Would a sweetener make this deal more palatable?

Financial incentives may not always determine where a company decides to set up. Roger Trapp reports
Few issues are more contentious than the awarding of grants by governments keen to persuade multinational companies to invest in their countries. Controversy is never far away, but it has been brought to the surface by a number of recent developments in the British Isles.

Ford has decided to build an engine factory in Bridgend (in addition to its pledge to invest pounds 400m in a manufacturing plant for Jaguar) while Intel, the US semiconductor maker, is reportedly planning to spend $lbn on expanding its facility nearDublin. What links these otherwise unconnected decisions is that they being assisted by promises of aid. Or are they?

Research by the United Nations Conference on Trade and Development suggests that grants are some way down the list of criteria companies take account of when deciding where to invest. Availability of labour, access to markets and suitable sites are just as important, says Trevor Nuttall, head of the UK grants advisory service at Arthur Andersen, the accountancy and management consultancy firm, and a member of the team producing the next Unctad report.

Critics of the provision of grants designed to encourage international companies to set up or expand in certain places suggest that the practice hurts developing countries because they are unable to match the escalating sums put forward by their industrialised counterparts. It seems unlikely that many developing nations could offer anything like the pounds l00m that the Irish government is understood to be prepared to offer to Intel, on top of the pounds 87m it provided towards the cost of the company's first plant in the republic, or the pounds 80m granted by the UK to Jaguar that is now the subject of a European Commission investigation.

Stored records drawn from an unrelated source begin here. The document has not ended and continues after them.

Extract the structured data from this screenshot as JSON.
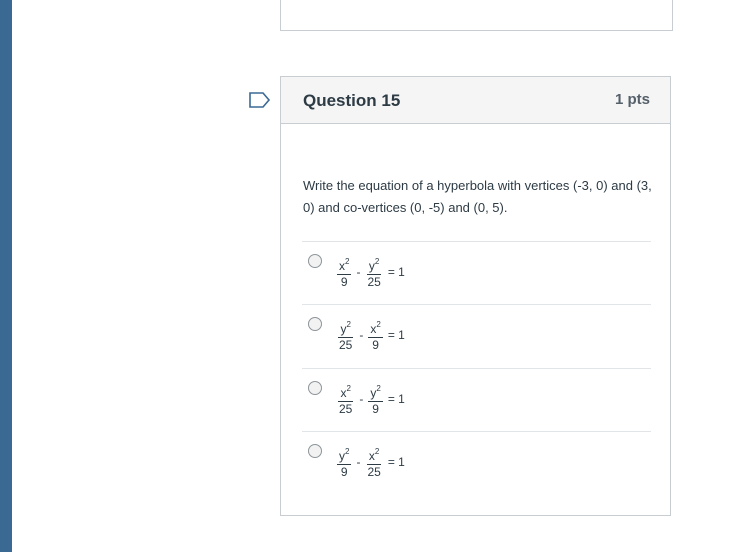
{
  "question": {
    "title": "Question 15",
    "points": "1 pts",
    "text": "Write the equation of a hyperbola with vertices (-3, 0) and (3, 0) and co-vertices (0, -5) and (0, 5)."
  },
  "answers": [
    {
      "num1": "x",
      "den1": "9",
      "num2": "y",
      "den2": "25",
      "op": "-",
      "rhs": "= 1",
      "exp": "2"
    },
    {
      "num1": "y",
      "den1": "25",
      "num2": "x",
      "den2": "9",
      "op": "-",
      "rhs": "= 1",
      "exp": "2"
    },
    {
      "num1": "x",
      "den1": "25",
      "num2": "y",
      "den2": "9",
      "op": "-",
      "rhs": "= 1",
      "exp": "2"
    },
    {
      "num1": "y",
      "den1": "9",
      "num2": "x",
      "den2": "25",
      "op": "-",
      "rhs": "= 1",
      "exp": "2"
    }
  ],
  "icons": {
    "flag": "flag-outline-icon",
    "radio": "radio-button-icon"
  },
  "colors": {
    "left_bar": "#3a6a94",
    "header_bg": "#f5f5f5",
    "border": "#c7cdd1"
  }
}
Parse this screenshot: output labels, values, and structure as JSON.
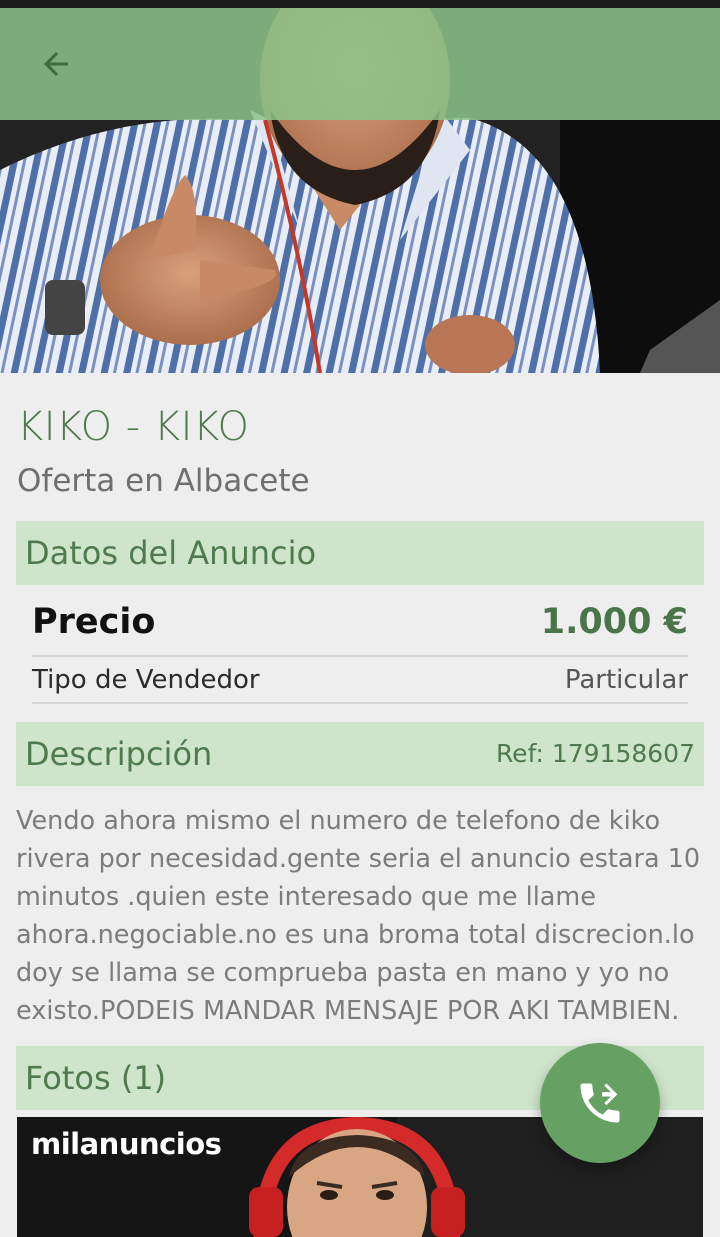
{
  "header": {
    "back_icon": "arrow-left-icon",
    "toolbar_color": "#8cc488"
  },
  "listing": {
    "title": "KIKO - KIKO",
    "subtitle": "Oferta en Albacete"
  },
  "details": {
    "section_title": "Datos del Anuncio",
    "price_label": "Precio",
    "price_value": "1.000 €",
    "seller_type_label": "Tipo de Vendedor",
    "seller_type_value": "Particular"
  },
  "description": {
    "section_title": "Descripción",
    "ref": "Ref: 179158607",
    "text": "Vendo ahora mismo el numero de telefono de kiko rivera por necesidad.gente seria el anuncio estara 10 minutos .quien este interesado que me llame ahora.negociable.no es una broma total discrecion.lo doy se llama se comprueba pasta en mano y yo no existo.PODEIS MANDAR MENSAJE POR AKI TAMBIEN."
  },
  "photos": {
    "section_title": "Fotos (1)",
    "logo_part1": "mil",
    "logo_part2": "anuncios"
  },
  "fab": {
    "icon": "phone-forward-icon",
    "color": "#66a063"
  },
  "colors": {
    "accent_green": "#4f7a4d",
    "section_bg": "#cfe5cb",
    "page_bg": "#eeeeee"
  }
}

Mr Nuttall, a former director of the Yorkshire and Humberside Development Association, believes that the commission is something of a role model in its willingness to enforce limits on aid. With the US state of Alabama having apparently offered incentives worth the equivalent of $168,000 per worker to attract Mercedes-Benz to set up there, the commission would like to see some sort of international rules in this area. It might take some time, but the agreement in the Uruguay Round of the Gatt talks suggests it is not impossible, the commission says.

Meanwhile, there are signs that industrialised countries might be wasting money by involving themselves in bidding wars. While companies can put plants that require low-skilled workers and make easily transportable goods almost anywhere, they are more restricted when it comes to the production of heavy or awkwardly shaped goods. The flexibility of the workforce and the stability of the economic and political system are likely to be more important than financial inducements, says Mr Nuttall.

He points to the success of the British Isles. Recent developments notwithstanding, the region is towards the bottom of the European grants league, but has done better than average in attracting inward investment. Moreover, two recent investments in Britain (Toyota in Derby and Rank Xerox in Gloucester) have taken place in parts of the country that do not have assisted status and therefore cannot award grants.